Timothée Hal Chalamet (born December 27, 1995) is an American actor. He has received several accolades throughout his career, including nominations for an Academy Award, three BAFTA Film Awards, two Golden Globe Awards, four Screen Actors Guild Awards, and four Critics' Choice Movie Awards. Chalamet began his acting career in short films and commercials, before appearing in the television drama series Homeland in 2012. Two years later, he made his feature film debut in the comedy-drama Men, Women & Children and subsequently appeared in the science-fiction film Interstellar.

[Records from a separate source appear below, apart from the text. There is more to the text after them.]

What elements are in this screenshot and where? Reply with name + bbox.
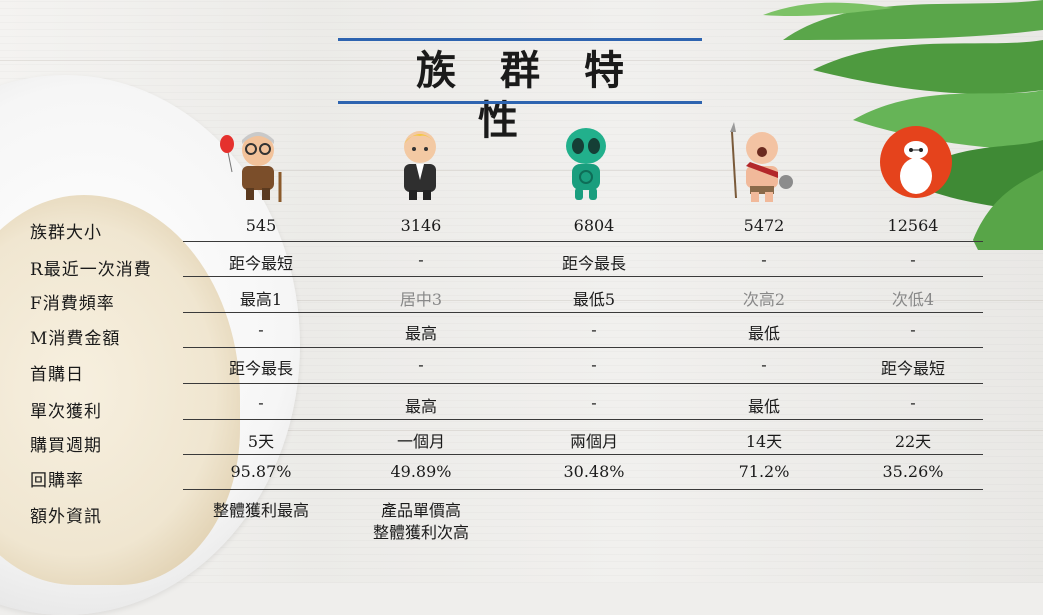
table-cell: 最高 <box>404 324 437 343</box>
table-cell: 5472 <box>743 216 785 235</box>
row-label-extra-info: 額外資訊 <box>30 507 102 527</box>
table-cell: 30.48% <box>563 462 625 481</box>
table-divider <box>183 419 983 420</box>
wood-plank-seam <box>0 300 1043 301</box>
grandpa-icon <box>220 132 282 202</box>
table-cell: - <box>418 250 424 269</box>
table-divider <box>183 383 983 384</box>
table-cell: 距今最長 <box>561 254 626 273</box>
leaves-image <box>763 0 1043 250</box>
row-label-frequency: F消費頻率 <box>30 294 115 314</box>
table-cell: - <box>418 355 424 374</box>
table-cell: - <box>258 393 264 412</box>
table-divider <box>183 454 983 455</box>
row-label-recency: R最近一次消費 <box>30 260 152 280</box>
table-cell: - <box>591 320 597 339</box>
table-divider <box>183 276 983 277</box>
wood-plank-seam <box>0 170 1043 171</box>
table-cell: 距今最長 <box>228 359 293 378</box>
table-cell: 產品單價高 <box>380 501 461 520</box>
table-cell: 兩個月 <box>569 432 618 451</box>
table-cell: 距今最短 <box>880 359 945 378</box>
row-label-purchase-cycle: 購買週期 <box>30 436 102 456</box>
table-cell: 整體獲利次高 <box>372 523 469 542</box>
table-cell: - <box>258 320 264 339</box>
row-label-size: 族群大小 <box>30 223 102 243</box>
table-divider <box>183 312 983 313</box>
table-divider <box>183 489 983 490</box>
wood-plank-seam <box>0 430 1043 431</box>
row-label-unit-profit: 單次獲利 <box>30 402 102 422</box>
table-cell: 35.26% <box>882 462 944 481</box>
table-divider <box>183 241 983 242</box>
table-cell: 最低5 <box>572 290 616 309</box>
table-cell: - <box>591 355 597 374</box>
table-cell: 次低4 <box>891 290 935 309</box>
table-cell: 整體獲利最高 <box>212 501 309 520</box>
table-cell: 最低 <box>747 397 780 416</box>
table-cell: 最低 <box>747 324 780 343</box>
row-label-monetary: M消費金額 <box>30 329 121 349</box>
table-cell: - <box>761 355 767 374</box>
table-cell: 12564 <box>887 216 939 235</box>
table-cell: 5天 <box>247 432 275 451</box>
table-cell: 95.87% <box>230 462 292 481</box>
table-cell: 最高 <box>404 397 437 416</box>
table-cell: - <box>761 250 767 269</box>
table-cell: - <box>591 393 597 412</box>
table-cell: 居中3 <box>399 290 443 309</box>
table-cell: 49.89% <box>390 462 452 481</box>
title-block: 族群特性 <box>338 38 702 144</box>
page-title: 族群特性 <box>416 47 668 144</box>
boy-suit-icon <box>404 131 436 200</box>
table-cell: 最高1 <box>239 290 283 309</box>
table-cell: - <box>910 320 916 339</box>
table-cell: - <box>910 250 916 269</box>
caveman-icon <box>730 122 793 202</box>
row-label-first-purchase: 首購日 <box>30 365 84 385</box>
table-cell: 22天 <box>894 432 932 451</box>
table-divider <box>183 347 983 348</box>
table-cell: 距今最短 <box>228 254 293 273</box>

Chalamet's breakthrough came in 2017 with his role as Elio Perlman in Luca Guadagnino's coming-of-age romantic drama Call Me by Your Name, after which he appeared in the coming-of-age films Hot Summer Nights and Lady Bird as well as the western film Hostiles. His performance in Call Me by Your Name earned him an Academy Award nomination for Best Actor; at 22 years old, it made him the third-youngest nominee in the category. He then played Nic Sheff in the autobiographical drama Beautiful Boy (2018), for which he was nominated for a Golden Globe Award, a Screen Actors Guild Award, and a BAFTA Film Award. In 2019, Chalamet starred as Henry V of England and Theodore "Laurie" Laurence in the period dramas The King and Little Women, respectively. In 2021, he played the lead role of Paul Atreides in Denis Villeneuve's epic science fiction film Dune.

Quotes[edit]

  • My world had flipped. But if I kicked it with my friends, things could still feel the same. I was trying to marry these two realities. But I don't even think I knew that was what I was doing. That dissonance was real. And thank God. Because I feel like if I'd caught up to it immediately, I would've been a psychopath or something.
  • I try to be super careful. The danger is you can end up focusing more on what’s going on off-camera than on-camera. You don’t want to be entertaining for the sake of being entertaining. The work should be the work. If it resonates, it’s going to resonate, and then people are naturally curious about how you got to that destination. It can’t be about how you’re getting to it.
  • From a young actor’s perspective, you learn a new set of skills in any movie. I’m only six years away from drama high school. At 23 or 24 you’re learning every day. I was lucky not knowing any of the actors prior, really. There was this unifying ulterior motive to make the movie great. It felt good. Things have to be utilitarian. It’s the healthiest way to approach art and creativity, you know. No ego.